De werknemersenquête (WNE) van AZW wordt doorgaans tweemaal per jaar uitgezet door het CBS in de vorm van panels. Deze enquête geeft onder meer cijfers over arbeidsomstandigheden voor de verschillende AZW-branches, waaronder de branche van jeugdzorg. Op basis van deze enquête is een eerste aanzet gemaakt om inzicht te geven over een bredere definitie van jeugdzorg: voor de werknemers in de GGZ en GHZ die aangeven dat zij werken met jeugd[2], zijn de cijfers over werktevredenheid en arbeidsomstandigheden ook berekend als aanvullende statistische dienstverlening (verslagperiode: voorjaar 2019). Deze totale groep “jeugdhulp” komt dan overeen met de werknemers uit AZW-jeugdzorg, AZW-jeugd-GGZ en AZW-jeugd-gehandicaptenzorg. Cijfers van deze alternatieve jeugdhulp-indeling zijn beschikbaar in het AZWdossier op de website van het CBS (1e meting en 2e meting). De cijfers van jeugdhulp en jeugdzorg worden hier vergeleken met AZW-smal (zorg en welzijn totaal, exclusief de kinderopvang). De uitkomsten van de alternatieve indeling van jeugdhulp zijn over het algemeen redelijk vergelijkbaar met de uitkomsten van jeugdzorg. Zo is van ‘jeugdhulp’ 78,5 procent (zeer) tevreden met hun werk, en bij jeugdzorg is dit 78,2 procent (tweede meting). Bij ‘jeugdhulp’ vindt 49,8 procent de werkdruk (veel) te hoog, en bij jeugdzorg is dit 52,3 procent. Dat deze percentages dicht bij elkaar liggen is ook niet opmerkelijk omdat jeugdzorg een groot deel uitmaakt van de alternatieve indeling naar jeugdhulp. Het doel van dit verkennende onderzoek is om eenmalig arbeidsmarktgegevens van werknemers, banen, fte’s en zelfstandigen samen te stellen voor het brede jeugddomein: jeugdzorg, en onderdelen binnen de GGZ, gehandicaptenzorg, en overige instellingen binnen én buiten de sector gezondheidszorg en welzijn (zie kader voor gehanteerde definities). Binnen dit onderzoek is ook nagegaan of het mogelijk is om arbeidsmobiliteit in beeld te brengen voor het brede jeugddomein.

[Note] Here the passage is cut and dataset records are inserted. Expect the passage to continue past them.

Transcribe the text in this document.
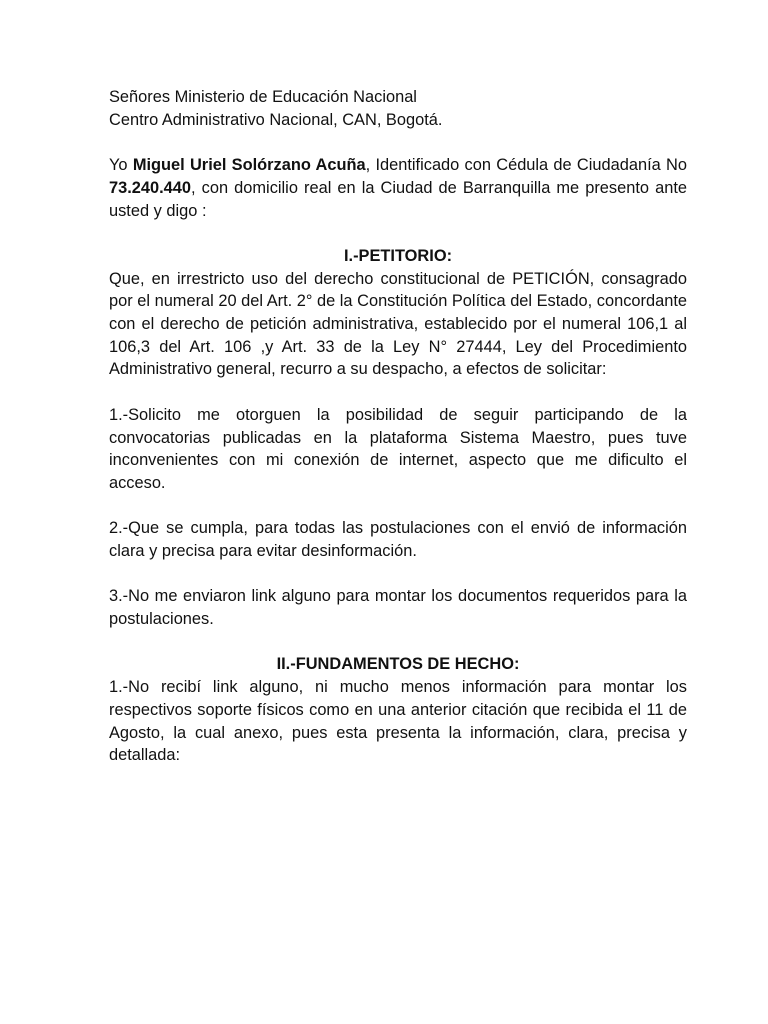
Señores Ministerio de Educación Nacional
Centro Administrativo Nacional, CAN, Bogotá.

Yo Miguel Uriel Solórzano Acuña, Identificado con Cédula de Ciudadanía No 73.240.440, con domicilio real en la Ciudad de Barranquilla me presento ante usted y digo :

I.-PETITORIO:

Que, en irrestricto uso del derecho constitucional de PETICIÓN, consagrado por el numeral 20 del Art. 2° de la Constitución Política del Estado, concordante con el derecho de petición administrativa, establecido por el numeral 106,1 al 106,3 del Art. 106 ,y Art. 33 de la Ley N° 27444, Ley del Procedimiento Administrativo general, recurro a su despacho, a efectos de solicitar:

1.-Solicito me otorguen la posibilidad de seguir participando de la convocatorias publicadas en la plataforma Sistema Maestro, pues tuve inconvenientes con mi conexión de internet, aspecto que me dificulto el acceso.

2.-Que se cumpla, para todas las postulaciones con el envió de información clara y precisa para evitar desinformación.

3.-No me enviaron link alguno para montar los documentos requeridos para la postulaciones.

II.-FUNDAMENTOS DE HECHO:

1.-No recibí link alguno, ni mucho menos información para montar los respectivos soporte físicos como en una anterior citación que recibida el 11 de Agosto, la cual anexo, pues esta presenta la información, clara, precisa y detallada:
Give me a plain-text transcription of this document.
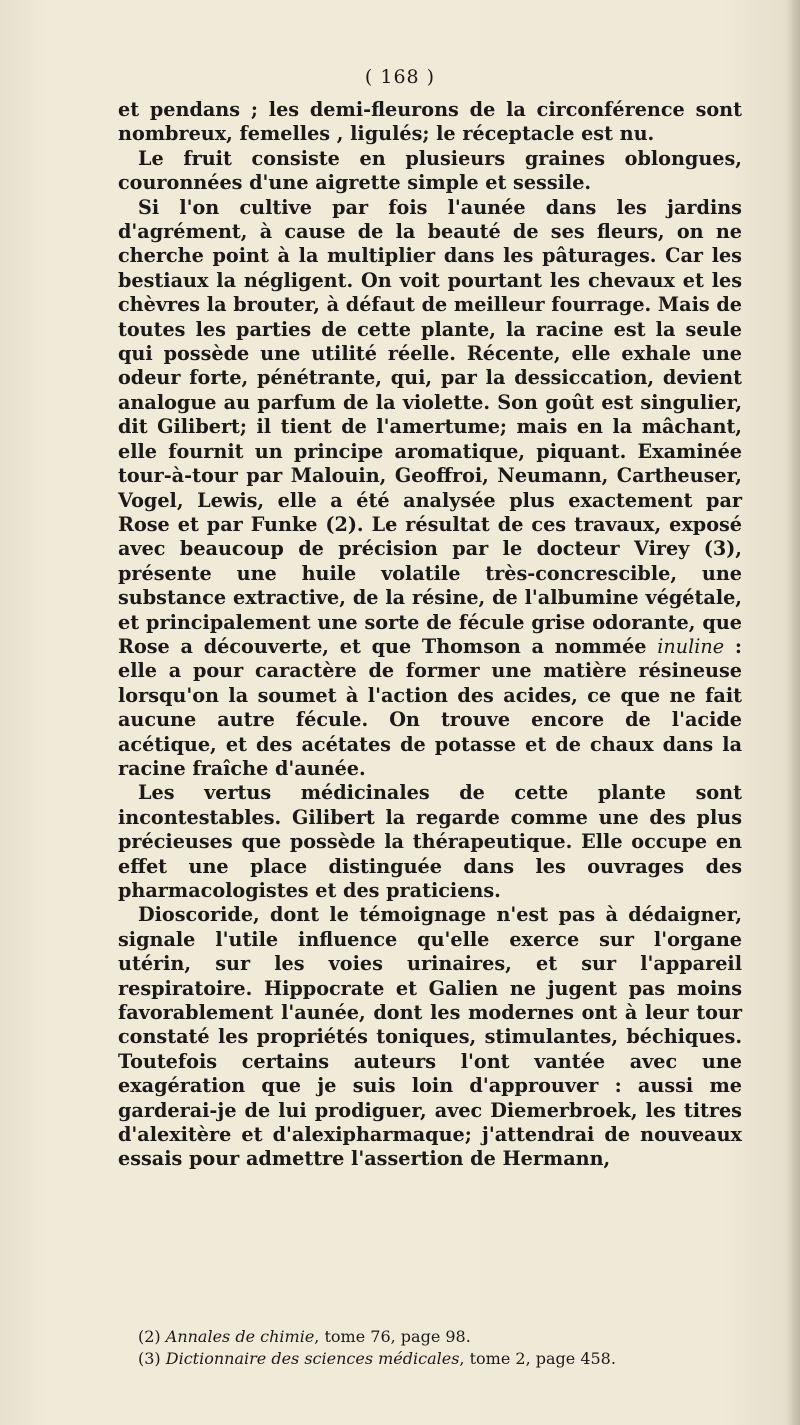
( 168 )

et pendans ; les demi-fleurons de la circonférence sont nombreux, femelles , ligulés; le réceptacle est nu.

Le fruit consiste en plusieurs graines oblongues, couronnées d'une aigrette simple et sessile.

Si l'on cultive par fois l'aunée dans les jardins d'agrément, à cause de la beauté de ses fleurs, on ne cherche point à la multiplier dans les pâturages. Car les bestiaux la négligent. On voit pourtant les chevaux et les chèvres la brouter, à défaut de meilleur fourrage. Mais de toutes les parties de cette plante, la racine est la seule qui possède une utilité réelle. Récente, elle exhale une odeur forte, pénétrante, qui, par la dessiccation, devient analogue au parfum de la violette. Son goût est singulier, dit Gilibert; il tient de l'amertume; mais en la mâchant, elle fournit un principe aromatique, piquant. Examinée tour-à-tour par Malouin, Geoffroi, Neumann, Cartheuser, Vogel, Lewis, elle a été analysée plus exactement par Rose et par Funke (2). Le résultat de ces travaux, exposé avec beaucoup de précision par le docteur Virey (3), présente une huile volatile très-concrescible, une substance extractive, de la résine, de l'albumine végétale, et principalement une sorte de fécule grise odorante, que Rose a découverte, et que Thomson a nommée inuline : elle a pour caractère de former une matière résineuse lorsqu'on la soumet à l'action des acides, ce que ne fait aucune autre fécule. On trouve encore de l'acide acétique, et des acétates de potasse et de chaux dans la racine fraîche d'aunée.

Les vertus médicinales de cette plante sont incontestables. Gilibert la regarde comme une des plus précieuses que possède la thérapeutique. Elle occupe en effet une place distinguée dans les ouvrages des pharmacologistes et des praticiens.

Dioscoride, dont le témoignage n'est pas à dédaigner, signale l'utile influence qu'elle exerce sur l'organe utérin, sur les voies urinaires, et sur l'appareil respiratoire. Hippocrate et Galien ne jugent pas moins favorablement l'aunée, dont les modernes ont à leur tour constaté les propriétés toniques, stimulantes, béchiques. Toutefois certains auteurs l'ont vantée avec une exagération que je suis loin d'approuver : aussi me garderai-je de lui prodiguer, avec Diemerbroek, les titres d'alexitère et d'alexipharmaque; j'attendrai de nouveaux essais pour admettre l'assertion de Hermann,

(2) Annales de chimie, tome 76, page 98.
(3) Dictionnaire des sciences médicales, tome 2, page 458.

[1] Preventie wordt hier niet meegenomen. Zo zijn bijvoorbeeld de buurtteams binnen gemeenten, ondanks dat zij ook jeugdhulp verlenen, niet apart opgenomen.

[2] Een selectie van werknemers die werken met jeugd, zijn in beginsel enkel cliëntgebonden functies. In dit onderzoek nemen we ook de niet-cliëntgebonden functies naar rato mee in de tellingen per instelling. Een indeling naar cliëntgebonden en niet-cliëntgebonden functies doorkruist deze benadering en maakt geen onderdeel uit van dit huidige onderzoek. Tellingen naar cliëntgebonden functies naar branche zijn beschikbaar in de werknemersenquête, 2e meting 2019.